Authors Fujimoto Y, Yuri Y, Fujii M, Tamiya H

Received 17 May 2024

Accepted for publication 14 August 2024

Published 10 September 2024 Volume 2024:16 Pages 1215—1220

DOI https://doi.org/10.2147/CMAR.S476588

Checked for plagiarism Yes

Review by Single anonymous peer review

Peer reviewer comments 2

Editor who approved publication: Professor Bilikere Dwarakanath



Yudai Fujimoto,1,2 Yoshimi Yuri,2 Miki Fujii,1 Hironari Tamiya1,3

1Department of Rehabilitation, Osaka International Cancer Institute, Osaka, Japan; 2Graduate School of Health Sciences, Morinomiya University of Medical Sciences, Osaka, Japan; 3Department of Orthopaedic Surgery (Musculoskeletal Oncology Service), Osaka International Cancer Institute, Osaka, Japan

Correspondence: Yudai Fujimoto, Department of Rehabilitation, Osaka International Cancer Institute, 3-1-69 Otemae, Chuo-ku, Osaka, 541-8567, Japan, Tel +81-6-6945-1181, Fax +81-6-6945-1900, Email [email protected]

Purpose: This study aimed to determine the combination of factors associated with continuity of care in outpatients with cancer-related edema six months after the initial visit.
Patients and Methods: A total of 101 outpatients were divided into two groups: continuation (n=65) and non-continuation (n=36) groups. Details regarding age, body mass index, sex, affected extremities (upper or lower), site of edema (unilateral or bilateral), International Society of Lymphology (ISL) classification, presence of distant metastasis, and overall score on the lymphedema quality of life questionnaire (LYMQOL) were obtained before initial lymphedema care. In this study, we performed a decision tree analysis using a classification and regression tree (CART) to detect the combination of factors associated with the continuity of edema care for cancer-related edema.
Results: Significant differences were observed in the site of edema (unilateral or bilateral) and distant metastasis between the two groups. In the decision tree using CART analysis, the factors selected to influence the possibility of continuation were the side of edema as the first layer, and body mass index of 23.0 and distant metastasis (with/without) as the second layer. Outpatients with unilateral edema and a body mass index higher than 23.0 were most likely to be able to continue care. In contrast, outpatients with bilateral edema and distant metastasis had greater difficulty in continuing care.
Conclusion: In this study, factors that were suggested to influence the continuity of cancer-related edema care were the side with edema, body mass index higher than 23.0, and distant metastasis. This information may be helpful for developing care strategies and improving patient adherence.

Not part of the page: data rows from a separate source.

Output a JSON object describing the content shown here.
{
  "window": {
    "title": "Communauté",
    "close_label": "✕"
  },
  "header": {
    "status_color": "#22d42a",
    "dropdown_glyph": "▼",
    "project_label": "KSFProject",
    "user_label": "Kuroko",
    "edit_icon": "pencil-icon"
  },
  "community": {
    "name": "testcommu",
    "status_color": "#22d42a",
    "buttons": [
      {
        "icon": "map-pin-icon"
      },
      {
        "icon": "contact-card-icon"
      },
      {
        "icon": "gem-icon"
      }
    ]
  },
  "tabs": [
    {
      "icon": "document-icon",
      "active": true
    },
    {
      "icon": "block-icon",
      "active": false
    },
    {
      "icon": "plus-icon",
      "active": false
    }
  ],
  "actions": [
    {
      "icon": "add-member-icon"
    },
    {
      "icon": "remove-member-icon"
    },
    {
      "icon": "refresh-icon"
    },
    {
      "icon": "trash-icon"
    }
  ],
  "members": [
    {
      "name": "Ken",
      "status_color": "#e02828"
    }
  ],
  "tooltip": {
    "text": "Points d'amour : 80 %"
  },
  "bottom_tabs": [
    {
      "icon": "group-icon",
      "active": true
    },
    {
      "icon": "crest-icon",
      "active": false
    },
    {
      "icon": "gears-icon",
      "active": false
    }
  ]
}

Keywords: cancer-related edema, continuation, decision tree analysis, outpatient, predicted factor

Introduction

Cancer-related edema is a chronic disease that presents with cancer treatment.1 Typical examples are secondary lymphedema associated with surgery for breast, gynecological, prostate, head, and neck cancers, and melanoma. It also includes edema caused by chemotherapy and radiation therapy. The prevalence of cancer related edema is difficult to ascertain because there are no universal diagnostic criteria. However, it has been estimated to range from 5% to 83% in various studies.2–4

Care for cancer-related edema with CDT (complete decongestive therapy) is standard practice. CDT is a fourfold conservative care that includes skin care, manual lymphatic drainage, compression therapy (consisting of compression bandages, compression sleeves, or other types of compression garments), and lymph-reducing exercises.5 CDT is effective in reducing cancer-related edema, including lymphedema, but requires continued care to achieve its benefits.6

Nevertheless, it is sometimes difficult to maintain the continuity of care for patients with cancer-related edema. In Japan, care is often provided mainly on an outpatient basis for insurance reasons.7 Therefore, more cases of dropout from care are expected compared to intensive hospitalization for the purpose of drainage. However, the dropout rates and the factors contributing to such dropouts have not yet been clarified. Their clarification would be useful in improving adherence to continued care and developing new care strategies for patients with cancer-related edema.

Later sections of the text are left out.